The Preamble ultimately brings us to a deep sense of shared commitment with confidence in the future. The need for a comprehensive and inclusive vision is affirmed in the final paragraph. At the same time, a sense of a common commitment is evoked. Commitment here reflects a will that is indispensable for making the changes happen. To have a larger confidence born out of hope requires that we have a historical perspective that acknowledges significant political and social changes have taken place in the last half century that give us a perspective on the beginning of this new century and millennium. Less than fifteen years ago we witnessed the fall of the Berlin Wall and the collapse of the Soviet Union and the end of the Cold War. Nearly 30 years ago the Vietnam War ended and the veterans came home. Forty years ago segregation was declared unconstitutional and integration was initiated. Fifty years ago Europe lay in fragments at the end of the second World War and now is united politically with the European Union and economically with the Euro. These are all signs of hope that can reflect to us the possibility of change for the human community with effort, will, vision, and trust.

The principles that follow in the Earth Charter can only become functional and operational if we have confidence in the deep processes of life itself that have brought forth this remarkable beauty and diversity of nature and human beings. This life force that has sustained the unfolding of the universe and our planet Earth may enkindle in us courage and commitment that will be needed for the Great Work ahead. As the Charter says, "The Forces of nature make existence a demanding and uncertain adventure, but Earth has provided the conditions essential to life's evolution."
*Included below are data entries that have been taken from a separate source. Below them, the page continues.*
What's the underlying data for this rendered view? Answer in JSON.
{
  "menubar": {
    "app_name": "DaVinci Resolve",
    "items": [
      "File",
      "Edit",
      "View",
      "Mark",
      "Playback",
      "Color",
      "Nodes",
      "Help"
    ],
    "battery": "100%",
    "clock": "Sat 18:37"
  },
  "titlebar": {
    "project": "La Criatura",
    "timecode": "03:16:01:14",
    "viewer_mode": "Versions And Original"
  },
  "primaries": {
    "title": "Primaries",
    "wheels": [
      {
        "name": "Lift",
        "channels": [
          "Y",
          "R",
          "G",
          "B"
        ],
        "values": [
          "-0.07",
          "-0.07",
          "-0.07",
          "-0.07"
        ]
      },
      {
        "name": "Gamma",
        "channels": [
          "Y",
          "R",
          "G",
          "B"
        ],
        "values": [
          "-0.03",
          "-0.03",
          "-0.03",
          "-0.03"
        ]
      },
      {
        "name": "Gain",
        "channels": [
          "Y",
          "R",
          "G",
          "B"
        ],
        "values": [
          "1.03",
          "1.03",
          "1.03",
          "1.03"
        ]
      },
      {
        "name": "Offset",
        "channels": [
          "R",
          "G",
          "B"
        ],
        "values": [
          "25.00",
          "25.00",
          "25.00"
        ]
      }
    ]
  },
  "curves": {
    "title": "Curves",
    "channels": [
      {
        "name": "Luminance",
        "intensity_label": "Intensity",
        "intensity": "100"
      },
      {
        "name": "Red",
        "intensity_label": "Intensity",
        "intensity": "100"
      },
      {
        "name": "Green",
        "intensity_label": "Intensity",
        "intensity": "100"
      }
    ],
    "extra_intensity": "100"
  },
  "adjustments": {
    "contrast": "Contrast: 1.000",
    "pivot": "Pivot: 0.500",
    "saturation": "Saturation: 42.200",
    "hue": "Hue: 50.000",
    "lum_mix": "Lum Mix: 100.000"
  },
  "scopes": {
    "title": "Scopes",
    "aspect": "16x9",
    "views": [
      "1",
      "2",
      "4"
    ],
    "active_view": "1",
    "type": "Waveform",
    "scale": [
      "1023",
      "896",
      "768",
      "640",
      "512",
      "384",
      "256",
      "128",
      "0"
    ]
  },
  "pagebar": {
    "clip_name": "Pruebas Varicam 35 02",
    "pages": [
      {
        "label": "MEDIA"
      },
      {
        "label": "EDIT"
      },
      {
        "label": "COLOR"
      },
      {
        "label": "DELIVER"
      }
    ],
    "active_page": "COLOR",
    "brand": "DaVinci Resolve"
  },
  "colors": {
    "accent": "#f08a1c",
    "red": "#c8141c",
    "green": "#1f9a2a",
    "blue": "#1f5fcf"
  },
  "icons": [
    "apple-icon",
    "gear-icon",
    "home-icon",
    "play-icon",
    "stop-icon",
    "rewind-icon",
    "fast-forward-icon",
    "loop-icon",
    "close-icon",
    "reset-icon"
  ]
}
As Thomas Berry suggests at the end of his essay on "The New Story" in his book The Dream of the Earth what is needed along with courage and commitment is an unassailable sense of confidence in the vast evolutionary process and cosmological powers that have brought forth and sustained life until the present. He writes:

"If the dynamics of the universe from the beginning shaped the course of the heavens, lighted the sun, and formed the Earth, if this same dynamism brought forth the continents and seas and atmosphere, if it awakened life in the primordial cell and then brought humans into being and guided them safely through the turbulent centuries, there is reason to believe that this same guiding process is precisely what has awakened in us our present understanding of ourselves and our relation to this stupendous process. Sensitized to this guidance we can have confidence in the future that awaits the human venture."

With this confidence and commitment we may indeed have a new beginning. As the Earth Charter suggests in the end, "We will succeed because we must succeed."